A paper based on my some work I did with colleagues in the ESRC Centre for Population Change was published in the the Population Trends. We fitted a range of time series models (including some volatility models) to population change data for England and Wales, calculated the posterior model probabilities and then projected from the model averaged posterior predictive distributions. We found our volatility models were heavily supported. Our median matches very closely the Office of National Statistics mid scenario. It’s a tad surprising that projections based on forecasts of a single annual growth rate per year give a similar forecast to the ONS cohort component projection which are based on hundreds of future age-sex specific fertility, mortality and net migration rates. The ONS do not provide any form probabilistic uncertainty, instead the give a expert based high and low scenario, which roughly calibrated to our 50% prediction interval in 2033. I ran all the models in BUGS and did the fan chart plots in R.

Publication Details:

Abel, G.J., Bijak, J. and Raymer J. (2010). A comparison of official population projections with Bayesian time series forecasts for England and Wales. Population Trends, 141, 95–114.

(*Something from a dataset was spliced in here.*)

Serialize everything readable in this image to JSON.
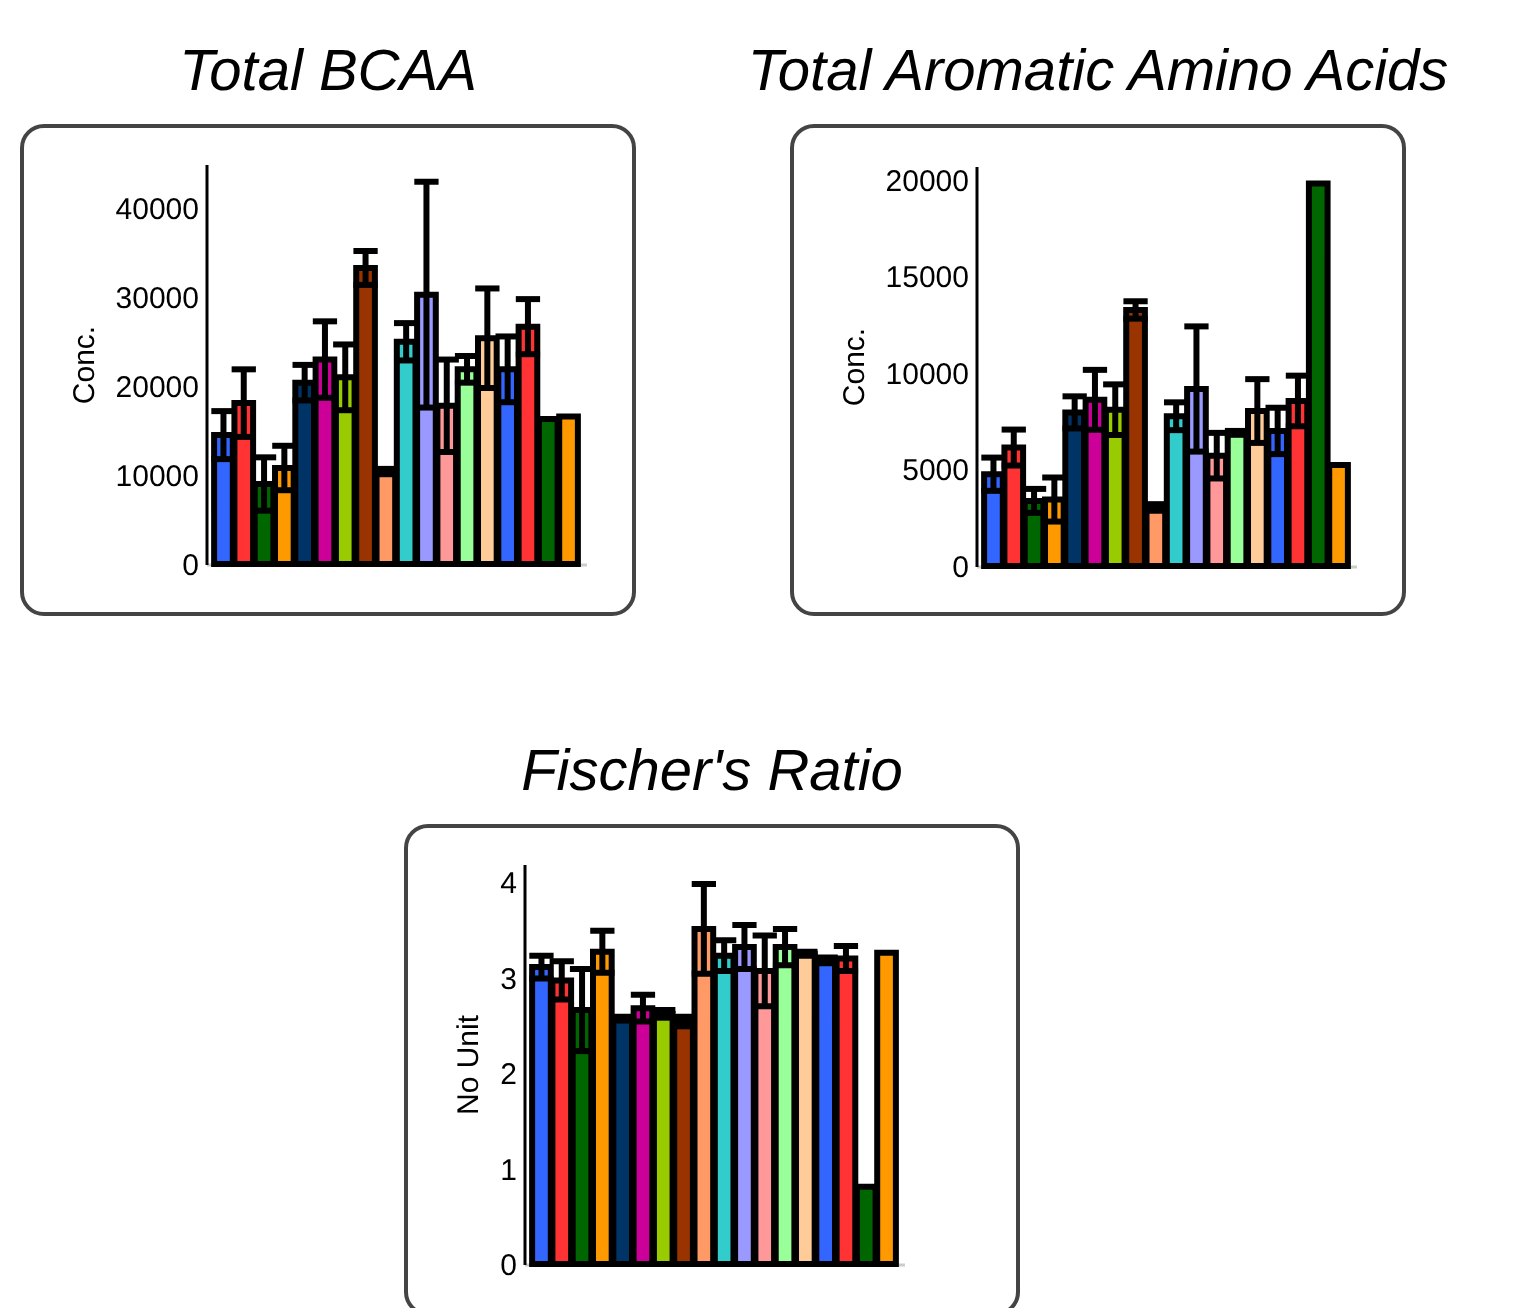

We compare official population projections with Bayesian time series forecasts for England and Wales. The Bayesian approach allows the integration of uncertainty in the data, models and model parameters in a coherent and consistent manner. Bayesian methodology for time-series forecasting is introduced, including autoregressive (AR) and stochastic volatility (SV) models. These models are then fitted to a historical time series of data from 1841 to 2007 and used to predict future population totals to 2033. These results are compared to the most recent projections produced by the Office for National Statistics. Sensitivity analyses are then performed to test the effect of changes in the prior uncertainty for a single parameter. Finally, in-sample forecasts are compared with actual population and previous official projections. The article ends with some conclusions and recommendations for future work.